Fields: A Most Un-American Document

BY SAM FIELDS
Guest Columnist

The god freaks love to see the Ten Commandments hanging in public buildings as often as Fire Exit signs. 

The latest attempt comes in Poteau, Oklahoma where the local yokels want to install a Ten Commandments monument on the courthouse lawn.

Apparently they believe that there is some connection between the Ten Commandments and the American legal system.

They could not be farther off.

Are they illiterate or just too busy to read?

Except for killing and stealing–both hardly original with the Ten Commandments–the rest is a moral code irrelevant to law and a screed against free enterprise.

Did I forget to mention it demands a state religion that requires everyone to worship the Jewish God and only the Jewish God?   

Not the Protestant Jesus and definitely not the polytheism of Catholics.  It goes without saying that Allah and Mohammad are not even in the running.

Admonitions to close your business on the Sabbath and not “covet your neighbors stuff are anti-free enterprise.  Coveting is the core value of capitalism. 

Look around your house. Ninety percent of what you own you don’t need. You just want it because your neighbor has it or because advertising convinced you that can’t live without a 60 inch HD plasma TV.

Want to see life without coveting?  Live like the Amish or back-to-earth hippie farmers. Thanks, but no thanks.

America is founded on the principles of “life, liberty and the pursuit of happiness. 

What Charlton Heston hath wrought rejects two out of three liberty and pursuit of happiness. 

The Poteau dustup is just the latest example that god freaks don’t really believe what the Bible says.  They are, however, convinced that the Bible says what they believe.

XXXXX

ONE: ‘You shall have no other gods before Me.

TWO: ‘You shall not make for yourself a carved image–any likeness of anything that is in heaven above, or that is in the earth beneath, or that is in the water under the earth.

THREE: ‘You shall not take the name of the LORD your God in vain.

FOUR: ‘Remember the Sabbath day, to keep it holy.

FIVE: ‘Honor your father and your mother.

SIX: ‘You shall not murder.

SEVEN: ‘You shall not commit adultery.

EIGHT: ‘You shall not steal.

NINE: ‘You shall not bear false witness against your neighbor.

TEN: ‘You shall not covet your neighbor’s house; you shall not covet your neighbor’s wife, nor his male servant, nor his female servant, nor his ox, nor his donkey, nor anything that is your neighbor’s.



17 Responses to “Fields: A Most Un-American Document”

  1. J. Parker says:

    The “God freaks?” You, Sam Fields, are the real freak — not our Founding Fathers, not all of those who came here seeking religious freedom, and not the nearly 80 percent of us who believe in a higher power.
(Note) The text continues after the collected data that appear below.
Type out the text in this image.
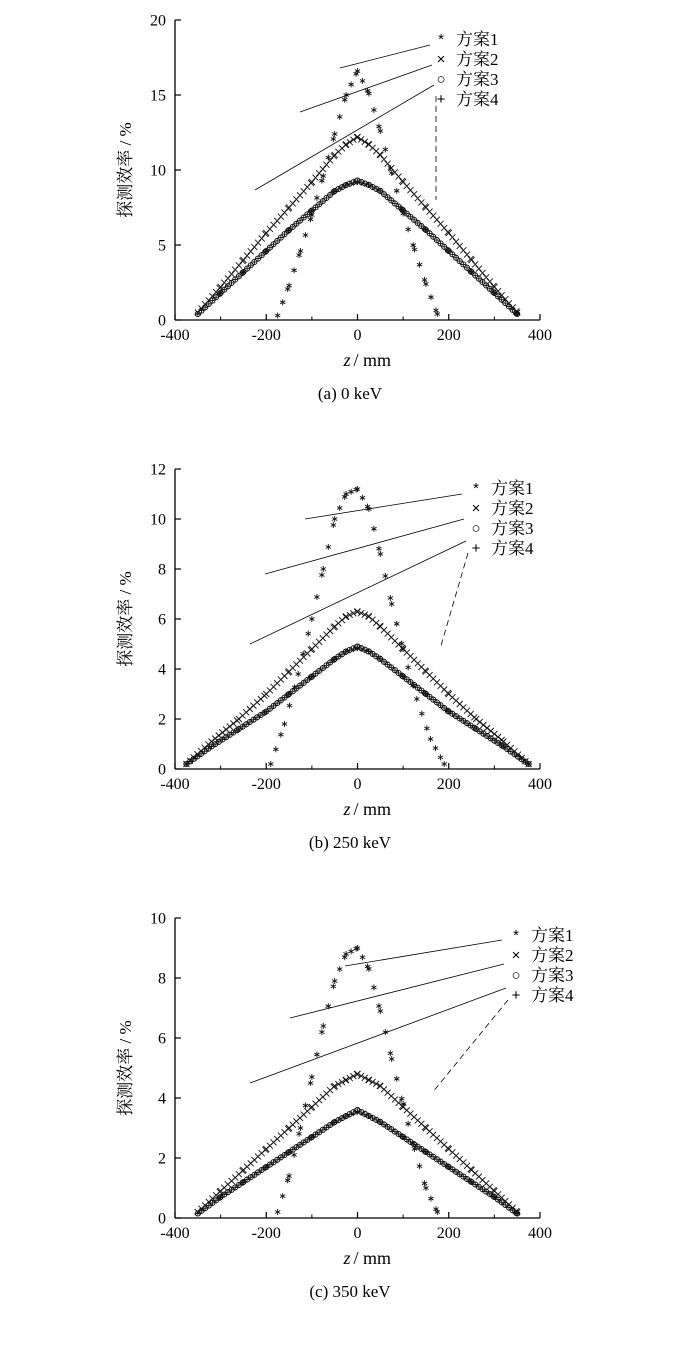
-400	-200	0	200	400
0
5
10
15
20
探测效率 / %
z / mm
* 方案1
× 方案2
○ 方案3
+ 方案4
(a) 0 keV
-400	-200	0	200	400
0
2
4
6
8
10
12
探测效率 / %
z / mm
* 方案1
× 方案2
○ 方案3
+ 方案4
(b) 250 keV
-400	-200	0	200	400
0
2
4
6
8
10
探测效率 / %
z / mm
* 方案1
× 方案2
○ 方案3
+ 方案4
(c) 350 keV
No, Sam, you are the freak — the one among us who absolutely refuses to cease spewing your hate speech. What a sorry, pathetic person you are. Believe what you will, but leave the rest of us alone!

  2. Penny Lane says:

    J. Parker is right. Sam you need to live and let live.

  3. Sam Fields says:

    Parker,

    I’ll will take up your idea on the same day the god freaks stop spewing their hate speech in the form of evangelizing and witnessing.

    To quote Edward G. Robinson in Little Caesar: “You can dish it out, but your gettin’ so you just can’t take it.”

  4. J. Parker says:

    So evangelizing should fall outside the First Amendment, but your garbage should not? Not surprised you choose to quote an actor doing make believe…

  5. Mister Courthouse says:

    Sam can’t live and let live. He must insult anyone who doesn’t believe in what he believes in, which is nothing. I’m surprised he allows his clients to swear an oath.
    We must pity him because he has no belief system except the almighty dollar and the pursuit of lust, if the courthouse gossip is to be believed.
    He is sad.

  6. J. Parker says:

    Oh, and one more thing. Sam, when it is your time to leave this earth I sincerely hope you go to…HEAVEN! A miserable eternity for one such as you, for sure.

  7. Mister Courthouse says:

    J. Parker is a genius. Sam should have to go to HEAVEN and face the Lord he has denied for so long.

  8. Sam Fields says:

    When have I ever said that you should not be allowed to practice and preach your cockamamie superstition?

    Never!!!

    Apparently you think you should be allowed to do it without criticism.

    The right to a belief and the wisdom of the belief are two different things.

    You can hump for Jesus and Tom Cruise can hump for E-meters. I would fight for your rights to spew your stupidity.

    With all this supernatural power why are so freaked out about one little old atheist.? Have I touched the nerve of your own doubts about the Jesus supernatural bullshit?

  9. Captain Kirk says:

    Youre a joke Sam. No one really cares about what you think about religion, but since you put it out there, seemingly to get a response, you have gotten a few. The message is not, you will notice, trying to persuade you or anyone else to believe what they believe. Only that you are fixated on trivializing what others believe. Of course you should be allowed to do so. Its just sad.

  10. SupportSam says:

    Mr. Fields may be a little “in your face” in making his case, but I haven’t seen a response that refutes the point that the Ten Commandments have very little, if anything, to do with American law, or even the idea of what being an American is. Thanks, I must return to carving an image as I ignore the Sabbath.

  11. J. Parker says:

    Well said, Captain Kirk. Well said.

  12. Willie says:

    Those who know Sam Fields from the courts never realized how empty and lonely his life must be.

  13. not a lawyer says:

    SAM amen!

  14. Chaz Stevens says:

    Hey J. Freak.

    Pleased to meet you. How long have you been a psychopath?

  15. J. Parker says:

    We can always count on Chaz to trump ugly.

  16. Sam Fields says:

    I am still waiting for one of my critics to challenge my ideas instead of making personal attacks.

    I am hardly lonely

  17. charliebabbett says:

    THE LAW ANS GOD DON’T MIX…LETS GET BACK TO THE PURSUIT OF LUST! IS SAM LUSTING OVER A NEIGHBORS ASS OR WIFE?